Toward Open-Source Chiplets for HPC and AI: Occamy and Beyond
Paul Scheffler, Thomas Benz, Tim Fischer, Lorenzo Leone, Sina Arjmandpour, Luca Benini
TL;DR
This work addresses the challenge of bridging the performance gap between open-source chiplet designs and proprietary HPC/AI silicon by proposing a concrete roadmap built around open 2.5D RISC-V manycores. Starting with Occamy, a silicon-proven dual-chiplet system in 12 nm with 432 cores and a hierarchical crossbar, the authors demonstrate baseline compute density and identify interconnect limitations. They then scale to Ramora with a scalable 2D mesh NoC, achieving a 1.29T DPS peak and higher bandwidth utilization, and finally conceptualize Ogopogo, a quad-chiplet design in 7 nm with HBM3 that delivers 10.3DPTs and a node-normalized compute density 19% above Nvidia’s B200. The paper also discusses end-to-end openness, outlining open simulation, EDA, and PDK challenges that must be addressed to realize fully open chiplet ecosystems. Collectively, the results indicate that open-source 2.5D designs can reach competitive HPC/AI performance, while identifying practical bottlenecks toward end-to-end openness.
Abstract
We present a roadmap for open-source chiplet-based RISC-V systems targeting high-performance computing and artificial intelligence, aiming to close the performance gap to proprietary designs.
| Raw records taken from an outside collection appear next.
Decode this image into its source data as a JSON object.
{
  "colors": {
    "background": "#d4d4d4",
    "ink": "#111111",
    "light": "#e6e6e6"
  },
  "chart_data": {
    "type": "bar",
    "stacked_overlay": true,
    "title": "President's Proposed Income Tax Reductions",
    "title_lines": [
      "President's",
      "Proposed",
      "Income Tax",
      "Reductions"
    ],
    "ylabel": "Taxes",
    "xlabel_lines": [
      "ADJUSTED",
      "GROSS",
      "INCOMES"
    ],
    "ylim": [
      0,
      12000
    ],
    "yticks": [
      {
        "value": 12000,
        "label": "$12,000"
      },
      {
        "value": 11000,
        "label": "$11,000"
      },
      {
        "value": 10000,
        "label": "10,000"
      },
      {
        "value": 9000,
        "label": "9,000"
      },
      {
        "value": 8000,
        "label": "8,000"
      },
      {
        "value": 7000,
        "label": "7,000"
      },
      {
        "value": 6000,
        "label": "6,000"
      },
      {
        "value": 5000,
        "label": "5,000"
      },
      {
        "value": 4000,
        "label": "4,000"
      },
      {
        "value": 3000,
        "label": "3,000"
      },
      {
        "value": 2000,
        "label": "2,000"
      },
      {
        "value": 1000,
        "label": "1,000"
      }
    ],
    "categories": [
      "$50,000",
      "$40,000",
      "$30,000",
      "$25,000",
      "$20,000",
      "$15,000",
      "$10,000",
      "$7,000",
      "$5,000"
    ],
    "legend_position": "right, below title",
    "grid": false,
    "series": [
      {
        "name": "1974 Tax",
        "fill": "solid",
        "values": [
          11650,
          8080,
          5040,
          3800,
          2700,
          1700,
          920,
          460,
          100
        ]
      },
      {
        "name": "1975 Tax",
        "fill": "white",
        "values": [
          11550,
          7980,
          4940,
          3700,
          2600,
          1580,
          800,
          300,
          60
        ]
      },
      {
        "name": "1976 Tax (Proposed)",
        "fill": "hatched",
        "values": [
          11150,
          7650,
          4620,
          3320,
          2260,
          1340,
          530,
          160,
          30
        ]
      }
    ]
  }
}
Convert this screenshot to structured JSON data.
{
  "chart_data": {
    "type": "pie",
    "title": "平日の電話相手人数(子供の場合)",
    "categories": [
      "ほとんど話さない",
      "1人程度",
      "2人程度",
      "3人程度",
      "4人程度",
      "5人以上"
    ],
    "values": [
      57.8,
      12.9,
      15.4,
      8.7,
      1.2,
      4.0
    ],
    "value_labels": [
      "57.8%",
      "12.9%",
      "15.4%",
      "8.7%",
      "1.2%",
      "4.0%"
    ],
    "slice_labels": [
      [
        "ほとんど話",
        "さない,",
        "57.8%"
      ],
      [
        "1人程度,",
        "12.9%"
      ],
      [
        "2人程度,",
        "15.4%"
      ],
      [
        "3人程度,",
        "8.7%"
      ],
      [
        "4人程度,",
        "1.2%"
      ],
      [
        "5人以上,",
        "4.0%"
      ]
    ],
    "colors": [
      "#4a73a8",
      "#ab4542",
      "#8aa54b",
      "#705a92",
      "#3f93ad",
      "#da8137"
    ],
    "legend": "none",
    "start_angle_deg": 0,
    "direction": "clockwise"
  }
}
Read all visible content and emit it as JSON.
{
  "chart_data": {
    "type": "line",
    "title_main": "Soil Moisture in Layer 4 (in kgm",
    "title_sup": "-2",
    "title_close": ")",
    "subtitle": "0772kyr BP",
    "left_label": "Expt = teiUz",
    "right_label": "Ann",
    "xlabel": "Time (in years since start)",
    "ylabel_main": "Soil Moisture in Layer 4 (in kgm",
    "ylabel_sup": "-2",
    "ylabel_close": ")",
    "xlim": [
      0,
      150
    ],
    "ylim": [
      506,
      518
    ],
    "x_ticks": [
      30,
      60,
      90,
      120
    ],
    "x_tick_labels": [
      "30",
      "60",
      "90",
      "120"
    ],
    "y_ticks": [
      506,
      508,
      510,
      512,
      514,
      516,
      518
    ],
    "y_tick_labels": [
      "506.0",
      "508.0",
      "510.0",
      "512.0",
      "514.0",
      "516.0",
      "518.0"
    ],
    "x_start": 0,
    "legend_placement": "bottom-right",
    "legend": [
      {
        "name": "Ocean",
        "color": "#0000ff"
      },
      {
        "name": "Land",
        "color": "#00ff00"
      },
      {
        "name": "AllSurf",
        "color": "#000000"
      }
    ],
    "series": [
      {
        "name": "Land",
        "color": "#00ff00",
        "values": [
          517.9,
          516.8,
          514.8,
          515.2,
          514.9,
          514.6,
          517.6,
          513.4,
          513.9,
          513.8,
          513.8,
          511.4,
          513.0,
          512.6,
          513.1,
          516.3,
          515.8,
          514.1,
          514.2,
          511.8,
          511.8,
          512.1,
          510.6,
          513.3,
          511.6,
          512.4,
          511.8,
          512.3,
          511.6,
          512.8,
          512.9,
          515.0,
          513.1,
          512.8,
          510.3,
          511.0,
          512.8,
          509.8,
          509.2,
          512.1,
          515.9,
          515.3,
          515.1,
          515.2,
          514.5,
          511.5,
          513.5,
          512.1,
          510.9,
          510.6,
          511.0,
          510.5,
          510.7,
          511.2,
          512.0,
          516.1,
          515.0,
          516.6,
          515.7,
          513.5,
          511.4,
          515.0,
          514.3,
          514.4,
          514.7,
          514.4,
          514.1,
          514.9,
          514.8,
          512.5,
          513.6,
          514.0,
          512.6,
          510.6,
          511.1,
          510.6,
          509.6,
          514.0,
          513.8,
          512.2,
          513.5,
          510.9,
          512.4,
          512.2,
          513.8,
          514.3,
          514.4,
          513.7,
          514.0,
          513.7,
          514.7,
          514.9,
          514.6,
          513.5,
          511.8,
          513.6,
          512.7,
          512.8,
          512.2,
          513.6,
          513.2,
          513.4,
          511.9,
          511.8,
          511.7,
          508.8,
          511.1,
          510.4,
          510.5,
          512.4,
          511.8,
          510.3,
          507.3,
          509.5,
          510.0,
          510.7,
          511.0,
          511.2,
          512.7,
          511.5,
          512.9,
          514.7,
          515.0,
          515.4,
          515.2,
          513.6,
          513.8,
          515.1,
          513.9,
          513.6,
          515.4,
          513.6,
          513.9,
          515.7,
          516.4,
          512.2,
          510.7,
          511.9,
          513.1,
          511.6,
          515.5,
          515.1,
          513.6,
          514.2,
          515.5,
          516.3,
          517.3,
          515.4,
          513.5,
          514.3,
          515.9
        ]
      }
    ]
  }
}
Starting with Occamy, the first open, silicon-proven dual-chiplet RISC-V manycore in 12nm FinFET, we scale to Ramora, a mesh-NoC-based dual-chiplet system, and to Ogopogo, a 7nm quad-chiplet concept architecture achieving state-of-the-art compute density. Finally, we explore possible avenues to extend openness beyond logic-core RTL into simulation, EDA, PDKs, and off-die PHYs.